The Sons of Katie Elder

The Sons of Katie Elder
"First, we reunite, then find Ma and Pa's killer...then read some reviews."

Wednesday, July 3, 2013

Killing Them Softly

As an author, the name George V. Higgins doesn't set off trip wires and alarms about all the classics he's written. His fans love him though, love him for his bestselling crime novels that brought the darkness, reality and extreme violence and betrayals of the criminal underworld to life. I'd seen -- but haven't read -- The Friends of Eddie Coyle and liked it. One of Higgins' novels, Cogan's Trade, received a big screen adaptation last year, 2012's Killing Them Softly.

With the help of a businessman, Squirrel (Vincent Curatola), an ex-con, Frankie (Scott McNairy) and a drug addict acquaintance, Russell (Ben Mendelsohn), have a plan to net some easy money. Frankie and Russell will rob an illegal high stakes poker game run by Markie Trattman (Ray Liotta), the owner of a ring of illegal games. In his past, Markie secretly took down one of his own games, and Squirrel intends to set him up as the fall guy for his upcoming job. The actual robbery goes down pretty smoothly, but the fall-out is severe. With mob ties to the card game, a feared enforcer, Jackie Cogan (Brad Pitt) is called in to handle the situation. He's got to find out who was involved, who was behind it, and who's lying to him. Brutality, intimidation, straight murder, Jackie isn't afraid to pull out all the stops to find out what he needs to know and get paid in the process.

What I liked most about this film noir-like crime flick is simple. Based off a novel Higgins wrote in the 1970s, 'Killing' feels like those down and dirty crime dramas of the 1970s. There is a throwback feel to it that works on an effortless level. Some of the style, especially Pitt with his slicked back hair and duded up look, has that retro feel. Mostly though, it's that ever-present sense of doom. In this criminal world as the movie presents, there is no hope, no light, no potential for happiness in the end. Anyone and everyone is trying to look out for No. 1. Betrayals, murder, backstabbing, all are fair if it helps you get somewhere or something. That ultra-dark cynicism plays well. We know from the start that none of what we are about to see will go down smoothly. Blood will be spilled and money will be made, but at what cost?
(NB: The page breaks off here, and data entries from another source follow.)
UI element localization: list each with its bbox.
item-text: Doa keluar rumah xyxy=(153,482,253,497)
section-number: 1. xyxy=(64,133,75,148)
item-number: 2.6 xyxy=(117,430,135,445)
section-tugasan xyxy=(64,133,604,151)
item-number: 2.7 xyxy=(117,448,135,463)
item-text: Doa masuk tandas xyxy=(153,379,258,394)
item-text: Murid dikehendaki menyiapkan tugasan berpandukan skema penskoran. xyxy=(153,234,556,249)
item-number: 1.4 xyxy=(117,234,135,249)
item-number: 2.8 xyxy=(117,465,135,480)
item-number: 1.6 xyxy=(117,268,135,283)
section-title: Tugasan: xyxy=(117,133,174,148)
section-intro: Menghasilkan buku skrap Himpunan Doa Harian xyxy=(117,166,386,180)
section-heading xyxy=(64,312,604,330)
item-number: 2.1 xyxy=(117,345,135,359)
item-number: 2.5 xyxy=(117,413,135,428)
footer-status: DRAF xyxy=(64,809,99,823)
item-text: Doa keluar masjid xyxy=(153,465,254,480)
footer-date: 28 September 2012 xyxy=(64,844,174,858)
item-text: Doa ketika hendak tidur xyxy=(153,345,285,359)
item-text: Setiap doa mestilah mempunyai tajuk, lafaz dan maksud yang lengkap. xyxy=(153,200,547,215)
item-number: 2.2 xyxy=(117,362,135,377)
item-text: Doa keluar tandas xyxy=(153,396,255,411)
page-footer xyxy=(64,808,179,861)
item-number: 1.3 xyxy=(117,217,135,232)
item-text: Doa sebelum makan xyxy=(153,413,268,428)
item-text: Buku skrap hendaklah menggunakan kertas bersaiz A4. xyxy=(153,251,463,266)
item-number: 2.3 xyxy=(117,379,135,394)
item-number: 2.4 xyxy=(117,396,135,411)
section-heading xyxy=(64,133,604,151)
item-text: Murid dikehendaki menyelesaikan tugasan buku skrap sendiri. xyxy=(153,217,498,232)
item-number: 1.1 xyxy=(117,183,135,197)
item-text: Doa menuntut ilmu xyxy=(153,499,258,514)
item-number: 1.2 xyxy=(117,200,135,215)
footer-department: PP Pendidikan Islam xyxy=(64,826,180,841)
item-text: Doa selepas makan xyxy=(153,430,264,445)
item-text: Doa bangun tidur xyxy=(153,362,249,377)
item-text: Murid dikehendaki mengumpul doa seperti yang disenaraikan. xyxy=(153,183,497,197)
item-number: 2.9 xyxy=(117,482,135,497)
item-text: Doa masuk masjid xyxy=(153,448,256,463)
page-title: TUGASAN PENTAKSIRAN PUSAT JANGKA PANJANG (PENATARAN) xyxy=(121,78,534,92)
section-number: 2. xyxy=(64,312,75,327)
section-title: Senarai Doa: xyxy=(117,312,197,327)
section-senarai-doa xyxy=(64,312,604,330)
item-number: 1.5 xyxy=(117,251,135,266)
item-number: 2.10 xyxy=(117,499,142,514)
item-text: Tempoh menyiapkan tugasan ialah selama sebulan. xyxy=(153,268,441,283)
That sounds like it's right up my alley, doesn't it? An almost artsy feel of a 1960s/1970s French crime drama mixed with the tones of a barebones American crime drama from the 1970s? That's got to be good, right? Well, it never amounts to much. This movie plays like a dirtier, far more foul-mouthed version of something Aaron Sorkin would have written. 'Killing' is absolutely obsessed with dialogue. When written well, that can be enough to carry a movie, but the dialogue here gets tedious and serves no real purpose at a certain point. How many times can we hear Frankie and Russell talk about their sexual preferences before we just become numb to it all? I appreciate a slower, more character driven story that doesn't focus exclusively on action, but it's got to go somewhere. We get a long dialogue scene.........and another.........and another. An already short movie (in running time at least) at 97 minutes, it feels far longer, and I was using the fast forward option liberally.

What ends up being the biggest waste here is the cast. There's lots of dialogue here, but it feels like actors showing off but without any substance. Pitt is a bright spot (not a surprise) as brutal, quiet and effective Jackie, a man who has a special skill -- enforcing/killing -- and puts it to his advantage. McNairy and Mendelsohn are appropriately slimy while Liotta isn't given much to do unfortunately as Trattman, a marked man. James Gandolfini plays Mickey, a down on his luck hit man who Jackie recruits for another job, hamming, whoring and drinking it up. Richard Jenkins is maligned and beaten down as Driver, Jackie's link to the mob. Sam Shepard makes a bizarrely quick one-scene cameo as Dillon, an older enforcer with the biggest reputation around.

The story itself has some flaws, but I think director/writer Andrew Dominik makes a really bad style decision. Any transition scene -- car driving, men walking, whatever -- has a voiceover being played over the visual. We hear George W. Bush and Barack Obama talking about the economic crisis, country unity, working together. It all comes together in the end in the final scene, but it's not worth the payoff we get. Instead, it comes across as a heavy-handed, obnoxious stylish storytelling device that handicaps the movie. As a film, it just can't quite figure out what's going on. Is it darkly funny? Just dark? A metaphor for something bigger, more profound? All of the above, none of it? If you're going to tell a crime story, do it. Don't get all mixed up in a message about America's current economic state.

Too bad overall. Lots of potential, and when it works in small snippets, it reminds me of a mix between The Departed and No Country for Old Men. Too often though it doesn't do enough to give it a recommendation (even a mild one). Sorry to report I came away disappointed in a big way.